Die Krankenversicherung: Gesetzlich, privat oder einheitlich?
Für einen Arbeitnehmer mit einem durchschnittlichen Einkommen stellt sich die Frage nach gesetzlicher oder privater Krankenversicherung momentan noch nicht. Der Arbeitnehmer ist verpflichtet, sich einer gesetzlichen Krankenversicherung anzuschließen und somit seinen Beitrag am solidarischen Prinzip in unserem Lande zu leisten.
Wer ein eigenes Unternehmen gründet, der hat jedoch die freie Wahl: Er kann in der gesetzlichen Krankenkasse verbleiben oder in die private Krankenversicherung wechseln. Oft bietet die PKV günstigere Beiträge an, die nicht selten auch mit einer etwas höheren Eigenverantwortung verbunden sein können.
So steht es dem Versicherten frei, eine erhöhte Selbstbeteiligung an den Arzt und den Krankenhauskosten zu leisten und auf diesem Wege seine monatlichen Beitragssätze zu senken. Mit einer gesunden Lebensweise und einer gewissen Zurückhaltung bei der Bereitschaft, persönliche Risiken, die zur Unfallgefahr neigen, herbeizuführen, kann der Versicherte dabei durchaus einen Beitrag dazu leisen, sein monatliches Budget zu schonen.

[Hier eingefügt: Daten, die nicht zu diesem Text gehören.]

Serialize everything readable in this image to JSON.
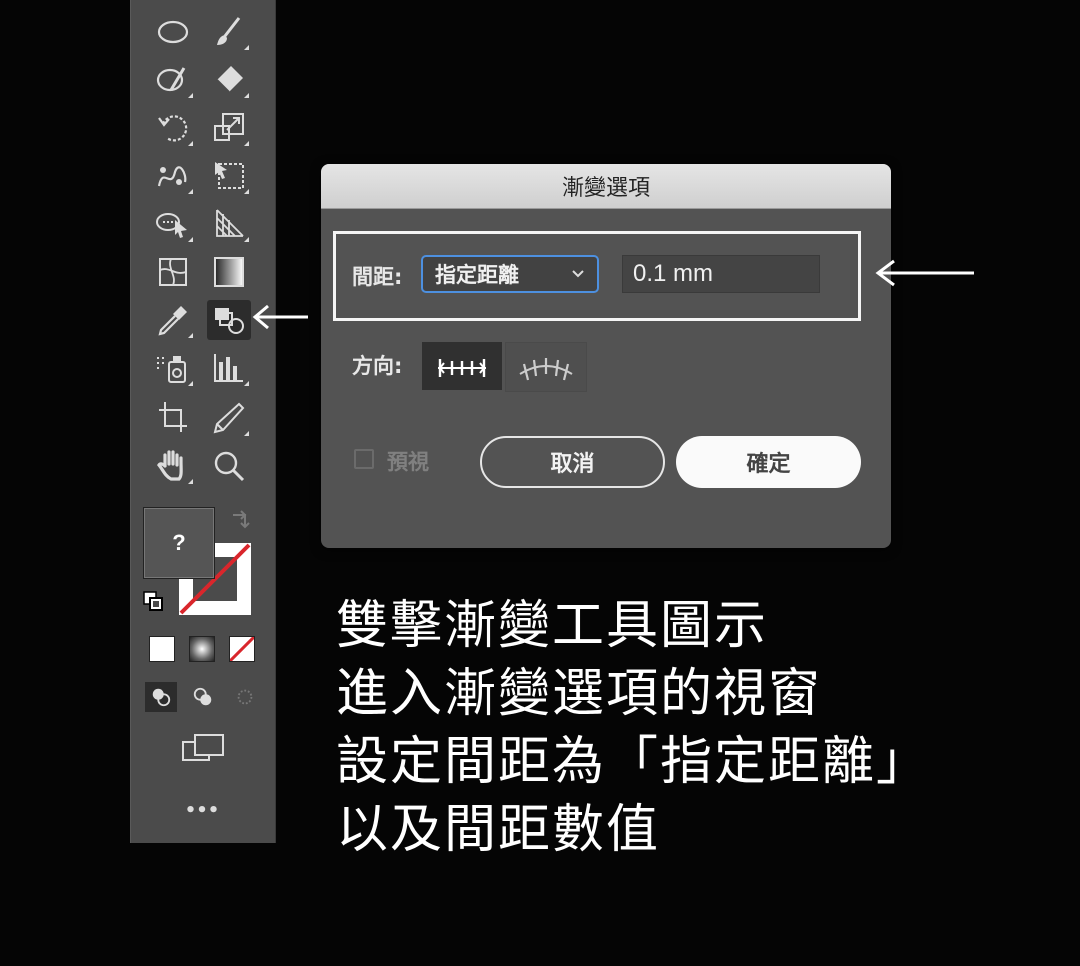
{
  "dialog": {
    "title": "漸變選項",
    "spacing_label": "間距:",
    "spacing_option": "指定距離",
    "spacing_value": "0.1 mm",
    "orientation_label": "方向:",
    "preview_label": "預視",
    "cancel_label": "取消",
    "ok_label": "確定"
  },
  "toolbar": {
    "fill_label": "?",
    "more_label": "•••",
    "tools": [
      "ellipse-tool",
      "paintbrush-tool",
      "shaper-tool",
      "eraser-tool",
      "rotate-tool",
      "scale-tool",
      "puppet-warp-tool",
      "free-transform-tool",
      "shape-builder-tool",
      "perspective-grid-tool",
      "mesh-tool",
      "gradient-tool",
      "eyedropper-tool",
      "blend-tool",
      "symbol-sprayer-tool",
      "column-graph-tool",
      "artboard-tool",
      "slice-tool",
      "hand-tool",
      "zoom-tool"
    ],
    "active_tool": "blend-tool"
  },
  "caption": {
    "lines": [
      "雙擊漸變工具圖示",
      "進入漸變選項的視窗",
      "設定間距為「指定距離」",
      "以及間距數值"
    ]
  },
  "colors": {
    "accent_blue": "#4d90e0",
    "none_red": "#d9262c",
    "dialog_bg": "#535353",
    "toolbar_bg": "#4b4b4b"
  }
}
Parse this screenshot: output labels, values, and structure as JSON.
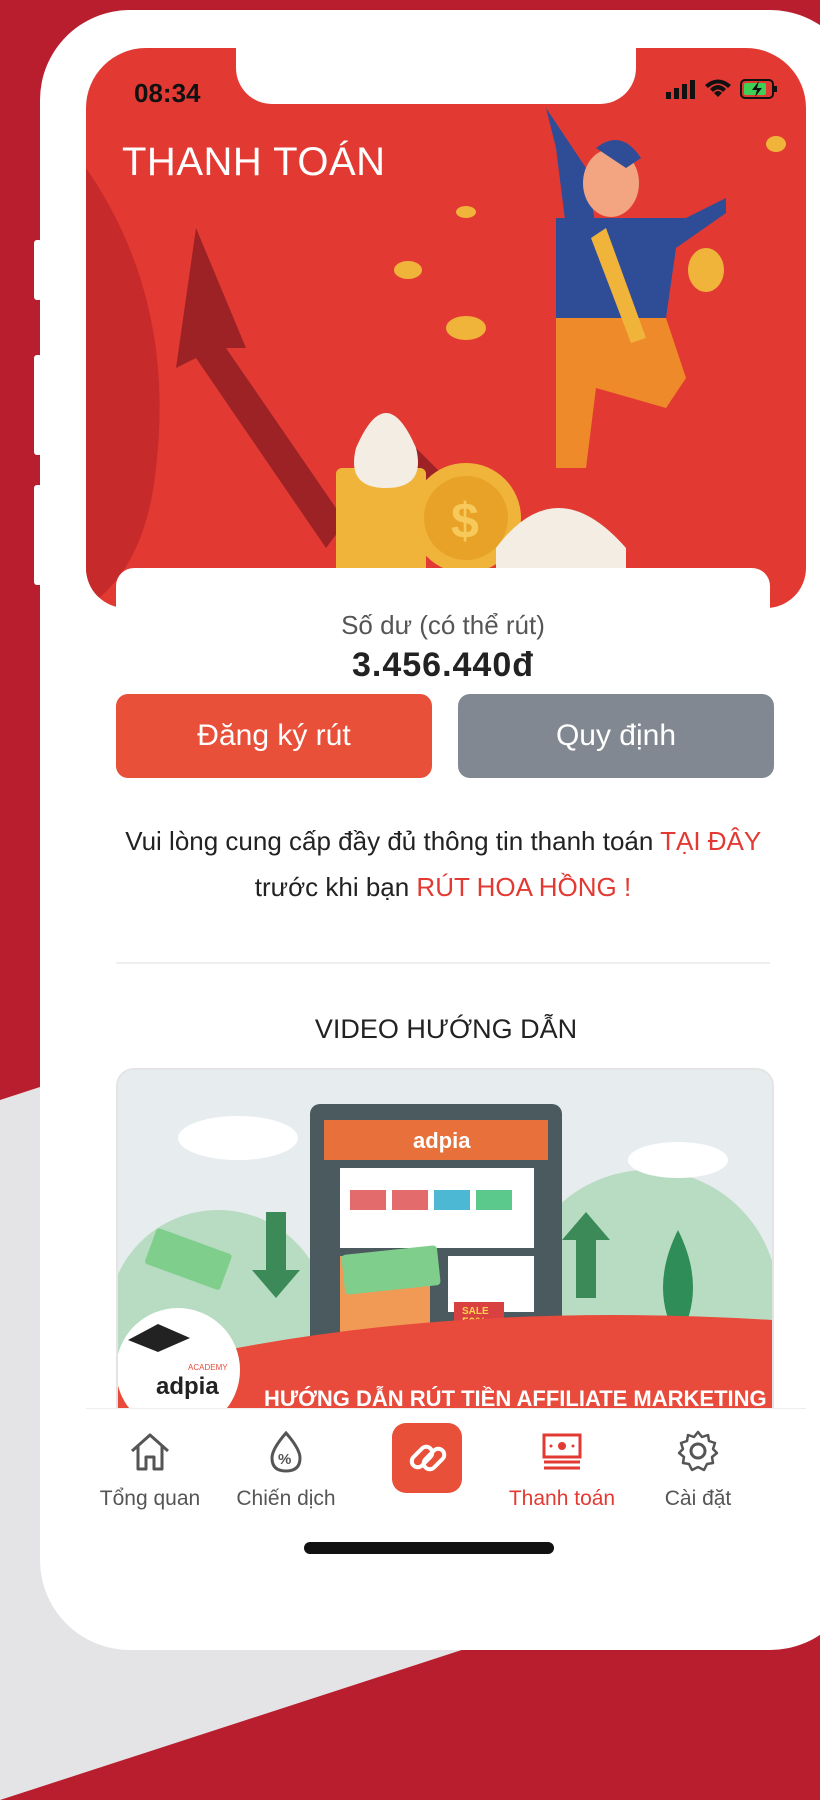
{
  "status": {
    "time": "08:34"
  },
  "header": {
    "title": "THANH TOÁN"
  },
  "balance": {
    "label": "Số dư (có thể rút)",
    "value": "3.456.440đ"
  },
  "actions": {
    "withdraw_label": "Đăng ký rút",
    "rules_label": "Quy định"
  },
  "info": {
    "part1": "Vui lòng cung cấp đầy đủ thông tin thanh toán ",
    "link": "TẠI ĐÂY",
    "part2": " trước khi bạn ",
    "emphasis": "RÚT HOA HỒNG !"
  },
  "video": {
    "section_title": "VIDEO HƯỚNG DẪN",
    "thumbnail_caption": "HƯỚNG DẪN RÚT TIỀN AFFILIATE MARKETING",
    "brand_text": "adpia",
    "academy_text": "ACADEMY",
    "sale_text": "SALE",
    "discount_text": "-50%"
  },
  "tabs": [
    {
      "label": "Tổng quan",
      "icon": "home-icon"
    },
    {
      "label": "Chiến dịch",
      "icon": "percent-drop-icon"
    },
    {
      "label": "",
      "icon": "link-icon"
    },
    {
      "label": "Thanh toán",
      "icon": "payment-icon"
    },
    {
      "label": "Cài đặt",
      "icon": "gear-icon"
    }
  ],
  "colors": {
    "primary": "#e23a33",
    "button_red": "#e8503a",
    "button_gray": "#828891",
    "frame": "#b81e2e"
  }
}
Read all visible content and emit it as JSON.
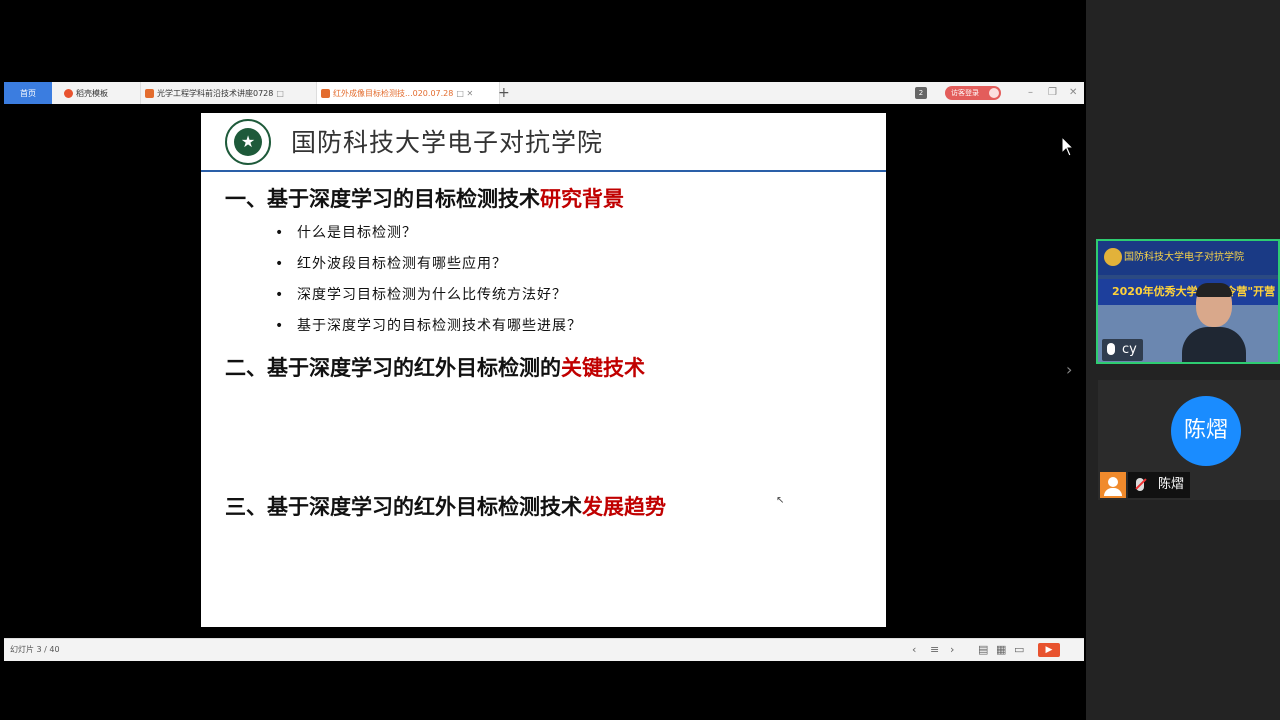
{
  "browser": {
    "tabs": [
      {
        "label": "首页"
      },
      {
        "label": "稻壳模板"
      },
      {
        "label": "光学工程学科前沿技术讲座0728",
        "suffix": "□"
      },
      {
        "label": "红外成像目标检测技...020.07.28",
        "suffix": "□ ✕"
      }
    ],
    "new_tab": "+",
    "badge": "2",
    "login": "访客登录"
  },
  "slide": {
    "school": "国防科技大学电子对抗学院",
    "logo_glyph": "★",
    "section1": {
      "black": "一、基于深度学习的目标检测技术",
      "red": "研究背景"
    },
    "bullets": [
      "什么是目标检测？",
      "红外波段目标检测有哪些应用？",
      "深度学习目标检测为什么比传统方法好？",
      "基于深度学习的目标检测技术有哪些进展？"
    ],
    "section2": {
      "black": "二、基于深度学习的红外目标检测的",
      "red": "关键技术"
    },
    "section3": {
      "black": "三、基于深度学习的红外目标检测技术",
      "red": "发展趋势"
    }
  },
  "status": {
    "slide_count": "幻灯片 3 / 40"
  },
  "participants": {
    "video_banner": "国防科技大学电子对抗学院",
    "video_sub": "2020年优秀大学生\"夏令营\"开营",
    "video_name": "cy",
    "audio_name": "陈熠",
    "audio_avatar": "陈熠"
  },
  "colors": {
    "accent_red": "#c00000",
    "header_line": "#2a5fa8",
    "speaking_border": "#2ecc71",
    "avatar_blue": "#1a8cff"
  }
}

Ein dritter Weg der Krankenversicherung wurde kürzlich von einer Arbeitsgruppe, die sich seit 2006 mit der Fortentwicklung der Sozialsysteme in Deutschland befasst, vorgeschlagen: Die Einheitsversicherung. Dieses Modell der Krankenversicherung strebt eine Gleichstellung der gesetzlichen Krankenversicherung und der privaten Krankenversicherung an und soll es künftig jedem Versicherten freistellen, den passenden Anbieter zu wählen. Die Beitragssätze der privaten Krankenversicherung und der gesetzlichen Krankenversicherung würden dann unabhängig von Alter oder Geschlecht berechnet werden, was einer weitgehenden Angleichung der Beiträge der bisherigen zwei Modelle entsprechen sollte. Längerfristig sei nach Bekunden der Arbeitsgruppe, die sich im Wesentlichen aus Vertretern der großen Versicherungskonzerne zusammensetzt, eine völlige Abschaffung der Trennung zwischen PKV und GKV das Ziel.